DLPack that comes with TVM is an in-memory representation of tensors in deep learning. It is widely adopted in NumPy, PyTorch, JAX, TensorFlow, etc.

Using MLCChat APIs in Your Own Programs

Below is a minimal example of using MLCChat C++ APIs.

#define TVM_USE_LIBBACKTRACE 0
#define DMLC_USE_LOGGING_LIBRARY <tvm/runtime/logging.h>

#include <tvm/runtime/packed_func.h>
#include <tvm/runtime/module.h>
#include <tvm/runtime/registry.h>

// DLPack is a widely adopted in-memory representation of tensors in deep learning.
#include <dlpack/dlpack.h>

void ChatModule(
  const DLDeviceType& device_type, // from dlpack.h
  int device_id, // which one if there are multiple devices, usually 0
  const std::string& path_model_lib,
  const std::string& path_weight_config
) {
  // Step 0. Make sure the following files exist:
  // - model lib  : `$(path_model_lib)`
  // - chat config: `$(path_weight_config)/mlc-chat-config.json`
  // - weights    : `$(path_weight_config)/ndarray-cache.json`
  using tvm::runtime::PackedFunc;

  // Step 1. Call `mlc.llm_chat_create`
  // This method will exist if `libmlc_llm` is successfully loaded or linked as a shared or static library.
  const PackedFunc* llm_chat_create = tvm::runtime::Registry::Get("mlc.llm_chat_create");
  assert(llm_chat_create != nullptr);
  tvm::runtime::Module mlc_llm = (*llm_chat_create)(
    static_cast<int>(device_type),
    device_id,
  );
  // Step 2. Obtain all available functions in `mlc_llm`
  PackedFunc prefill = mlc_llm->GetFunction("prefill");
  PackedFunc decode = mlc_llm->GetFunction("decode");
  PackedFunc stopped = mlc_llm->GetFunction("stopped");
  PackedFunc get_message = mlc_llm->GetFunction("get_message");
  PackedFunc reload = mlc_llm->GetFunction("reload");
  PackedFunc get_role0 = mlc_llm->GetFunction("get_role0");
  PackedFunc get_role1 = mlc_llm->GetFunction("get_role1");
  PackedFunc runtime_stats_text = mlc_llm->GetFunction("runtime_stats_text");
  PackedFunc reset_chat = mlc_llm->GetFunction("reset_chat");
  PackedFunc process_system_prompts = mlc_llm->GetFunction("process_system_prompts");
  // Step 3. Load the model lib containing optimized tensor computation
  tvm::runtime::Module model_lib = tvm::runtime::Module::LoadFromFile(path_model_lib);
  // Step 4. Inform MLC LLM to use `model_lib`
  reload(model_lib, path_weight_config);
}

Note

MLCChat CLI can be considered as a single-file project serving a good example of using MLC LLM in any C++ project.
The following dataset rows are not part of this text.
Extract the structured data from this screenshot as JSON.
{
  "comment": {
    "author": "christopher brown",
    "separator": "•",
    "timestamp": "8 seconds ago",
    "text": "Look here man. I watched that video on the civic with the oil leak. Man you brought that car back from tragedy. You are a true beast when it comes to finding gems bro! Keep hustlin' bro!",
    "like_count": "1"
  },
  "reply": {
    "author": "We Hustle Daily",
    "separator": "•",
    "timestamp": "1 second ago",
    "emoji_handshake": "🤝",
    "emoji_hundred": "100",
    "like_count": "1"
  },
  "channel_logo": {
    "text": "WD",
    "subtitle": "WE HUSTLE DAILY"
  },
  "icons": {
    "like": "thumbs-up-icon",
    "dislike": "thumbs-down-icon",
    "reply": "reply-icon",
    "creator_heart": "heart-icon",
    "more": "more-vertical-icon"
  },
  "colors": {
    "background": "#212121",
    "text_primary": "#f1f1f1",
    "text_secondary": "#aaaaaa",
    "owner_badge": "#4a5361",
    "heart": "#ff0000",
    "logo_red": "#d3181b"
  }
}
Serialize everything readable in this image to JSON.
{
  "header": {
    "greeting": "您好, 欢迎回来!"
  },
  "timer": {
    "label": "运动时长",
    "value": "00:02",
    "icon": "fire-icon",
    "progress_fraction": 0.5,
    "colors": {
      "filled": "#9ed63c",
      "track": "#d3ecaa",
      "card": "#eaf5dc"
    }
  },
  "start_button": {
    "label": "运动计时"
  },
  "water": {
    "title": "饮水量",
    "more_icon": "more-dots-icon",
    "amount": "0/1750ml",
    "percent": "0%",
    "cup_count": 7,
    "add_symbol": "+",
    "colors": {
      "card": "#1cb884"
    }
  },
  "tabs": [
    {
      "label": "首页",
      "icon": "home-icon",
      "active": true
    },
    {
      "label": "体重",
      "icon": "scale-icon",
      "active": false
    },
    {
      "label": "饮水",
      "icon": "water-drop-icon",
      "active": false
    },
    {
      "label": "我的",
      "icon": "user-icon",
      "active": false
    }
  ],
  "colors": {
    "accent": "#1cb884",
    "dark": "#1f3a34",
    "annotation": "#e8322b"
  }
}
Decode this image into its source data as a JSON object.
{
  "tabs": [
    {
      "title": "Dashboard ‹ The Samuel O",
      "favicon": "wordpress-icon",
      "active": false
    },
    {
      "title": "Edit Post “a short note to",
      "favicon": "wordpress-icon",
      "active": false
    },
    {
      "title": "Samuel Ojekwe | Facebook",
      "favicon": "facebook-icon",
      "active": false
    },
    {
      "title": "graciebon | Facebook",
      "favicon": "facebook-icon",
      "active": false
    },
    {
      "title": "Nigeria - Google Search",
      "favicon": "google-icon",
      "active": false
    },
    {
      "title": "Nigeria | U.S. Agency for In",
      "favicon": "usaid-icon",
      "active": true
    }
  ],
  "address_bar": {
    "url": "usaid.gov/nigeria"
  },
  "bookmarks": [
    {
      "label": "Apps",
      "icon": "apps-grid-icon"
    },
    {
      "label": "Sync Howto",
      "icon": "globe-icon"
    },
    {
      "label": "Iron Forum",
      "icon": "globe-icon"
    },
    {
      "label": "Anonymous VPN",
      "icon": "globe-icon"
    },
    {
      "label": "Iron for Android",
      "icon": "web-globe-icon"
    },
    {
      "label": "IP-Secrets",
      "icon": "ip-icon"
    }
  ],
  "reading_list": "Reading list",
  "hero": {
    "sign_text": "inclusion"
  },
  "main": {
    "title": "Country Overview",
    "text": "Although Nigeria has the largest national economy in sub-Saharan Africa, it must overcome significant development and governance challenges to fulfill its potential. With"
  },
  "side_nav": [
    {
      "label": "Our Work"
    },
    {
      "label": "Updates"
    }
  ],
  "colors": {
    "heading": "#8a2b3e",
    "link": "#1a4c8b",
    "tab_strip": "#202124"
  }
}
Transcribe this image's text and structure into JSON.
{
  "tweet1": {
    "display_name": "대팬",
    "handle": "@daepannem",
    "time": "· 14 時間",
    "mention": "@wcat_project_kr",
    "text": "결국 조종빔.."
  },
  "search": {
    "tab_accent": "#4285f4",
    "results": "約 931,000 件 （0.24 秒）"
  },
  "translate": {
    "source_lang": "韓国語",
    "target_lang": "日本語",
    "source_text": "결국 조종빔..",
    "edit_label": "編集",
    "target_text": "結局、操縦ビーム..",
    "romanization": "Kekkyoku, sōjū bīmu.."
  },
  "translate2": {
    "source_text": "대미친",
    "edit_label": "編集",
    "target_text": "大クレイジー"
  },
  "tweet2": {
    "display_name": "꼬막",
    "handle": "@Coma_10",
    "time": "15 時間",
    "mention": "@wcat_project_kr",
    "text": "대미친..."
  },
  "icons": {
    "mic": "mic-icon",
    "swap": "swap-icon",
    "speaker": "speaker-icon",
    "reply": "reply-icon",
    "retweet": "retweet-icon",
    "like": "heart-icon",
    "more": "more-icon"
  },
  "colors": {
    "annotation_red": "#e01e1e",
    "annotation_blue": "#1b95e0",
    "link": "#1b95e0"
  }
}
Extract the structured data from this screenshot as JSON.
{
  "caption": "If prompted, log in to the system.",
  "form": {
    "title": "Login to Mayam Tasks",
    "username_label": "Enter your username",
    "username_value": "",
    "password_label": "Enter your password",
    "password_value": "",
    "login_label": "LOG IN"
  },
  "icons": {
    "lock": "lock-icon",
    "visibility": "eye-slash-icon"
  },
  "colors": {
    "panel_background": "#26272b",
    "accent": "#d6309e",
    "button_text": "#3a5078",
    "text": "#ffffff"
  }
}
Step 3. Set up compilation flags. To properly compile the code above, you will have to set up compiler flags properly in your own C++ project:

  • Make sure the following directories are included where TVM_HOME is /path/to/mlc-llm/3rdparty/tvm:

    • TVM runtime: ${TVM_HOME}/include,

    • Header-only DLPack: ${TVM_HOME}/3rdparty/dlpack/include,

    • Header-only DMLC core: ${TVM_HOME}/3rdparty/dmlc-core/include.

  • Make sure to link either the static or the shared libtvm_runtime library, which is provided via CMake.